Gerstner joined forces with formmates and housemates Paige Oken and Whitney Shaw to launch the Crochet and Sewing Club, advised by faculty member Eblin Molina. It was a simple process, Gerstner says, to turn their idea of a club into reality, and now it has its first mission: In a Chapel announcement, the trio put out the call for volunteers to join them in creating hats for cancer patients, to be distributed by the nonprofit Crochet for Cancer.
“We teach people how to crochet in our meetings, and the hats are relatively simple projects,” says Gerstner. “They only take a couple hours each and it’s a good way to get the community involved in doing some good work. I’ve ordered some yarn – which for this project has to be washable and can’t be wool – so if anybody needs yarn, I can give them some.”
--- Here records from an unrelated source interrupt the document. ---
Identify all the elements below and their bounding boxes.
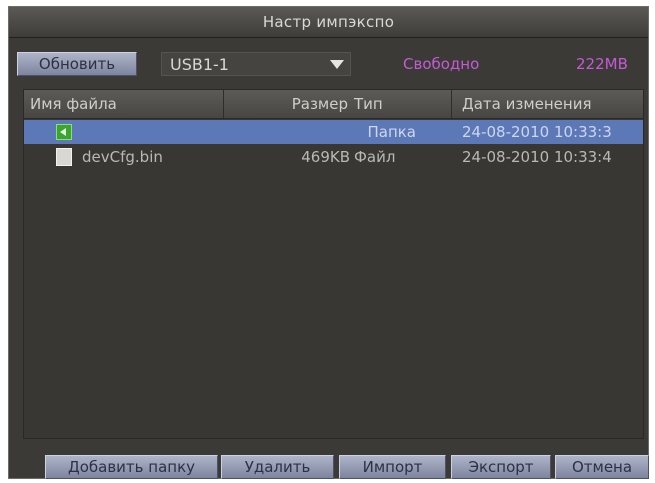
file-type: Папка: [367, 123, 416, 141]
refresh-button[interactable]: Обновить: [17, 52, 137, 76]
file-list-header: Имя файла Размер Тип Дата изменения: [24, 90, 643, 119]
free-space-label: Свободно: [403, 55, 480, 73]
cancel-button[interactable]: Отмена: [555, 455, 649, 479]
free-space-value: 222MB: [576, 55, 628, 73]
delete-button[interactable]: Удалить: [221, 455, 334, 479]
import-export-window: Настр импэкспо Обновить USB1-1 Свободно …: [8, 6, 649, 479]
window-title: Настр импэкспо: [262, 13, 395, 31]
file-date: 24-08-2010 10:33:3: [462, 123, 612, 141]
file-name: devCfg.bin: [82, 148, 163, 166]
column-header-name[interactable]: Имя файла: [24, 90, 224, 118]
file-size: 469KB: [301, 148, 350, 166]
column-header-date[interactable]: Дата изменения: [452, 90, 645, 118]
file-name: [82, 120, 232, 144]
device-select-value: USB1-1: [170, 54, 229, 74]
column-header-size[interactable]: Размер: [224, 90, 352, 118]
folder-up-icon: [56, 124, 72, 140]
title-bar: Настр импэкспо: [9, 7, 648, 38]
table-row[interactable]: devCfg.bin 469KB Файл 24-08-2010 10:33:4: [24, 145, 643, 169]
add-folder-button[interactable]: Добавить папку: [45, 455, 218, 479]
toolbar: Обновить USB1-1 Свободно 222MB: [9, 47, 648, 76]
device-select[interactable]: USB1-1: [161, 52, 351, 76]
dropdown-arrow-icon[interactable]: [330, 60, 344, 69]
icon-cell: [54, 120, 74, 144]
table-row[interactable]: Папка 24-08-2010 10:33:3: [24, 120, 643, 144]
action-bar: Добавить папку Удалить Импорт Экспорт От…: [9, 453, 649, 479]
file-size: [224, 120, 350, 144]
file-type: Файл: [354, 148, 396, 166]
export-button[interactable]: Экспорт: [451, 455, 551, 479]
icon-cell: [54, 145, 74, 169]
import-button[interactable]: Импорт: [339, 455, 446, 479]
file-icon: [56, 148, 72, 166]
column-header-type[interactable]: Тип: [352, 90, 452, 118]
file-date: 24-08-2010 10:33:4: [462, 148, 612, 166]
file-list[interactable]: Имя файла Размер Тип Дата изменения Папк…: [23, 89, 644, 439]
Cancer is on Gerstner’s mind a lot these days, and not just when she’s crocheting her share of the 30-hat goal. She’s learning about it in her molecular biology class and is fascinated by the labs — she notes that both labs and crochet patterns require following close instructions — and she has a summer cancer research internship waiting for her at Memorial Sloan Kettering Cancer Center in New York City. She hopes to pursue biomedical research in college and beyond, but in the meantime, she’s started a nonprofit called The Growing STEM. Devoted to raising funds to provide NYC-based STEM students with resources to help them reach their potential, the nonprofit has begun its work by sponsoring a biology research scholarship for the Terra NYC STEM Fair.
“St. Paul’s has a really great STEM program, and that’s what I’m most passionate about,” says Gerstner, who’s a member of the Coding Club and the Robotics Team. “But I also play field hockey and tennis and have been on the Service Learning Team, and I really like to draw. And now, the Crochet and Sewing Club. SPS is a great place that gives students a way to express their creativity in many ways.”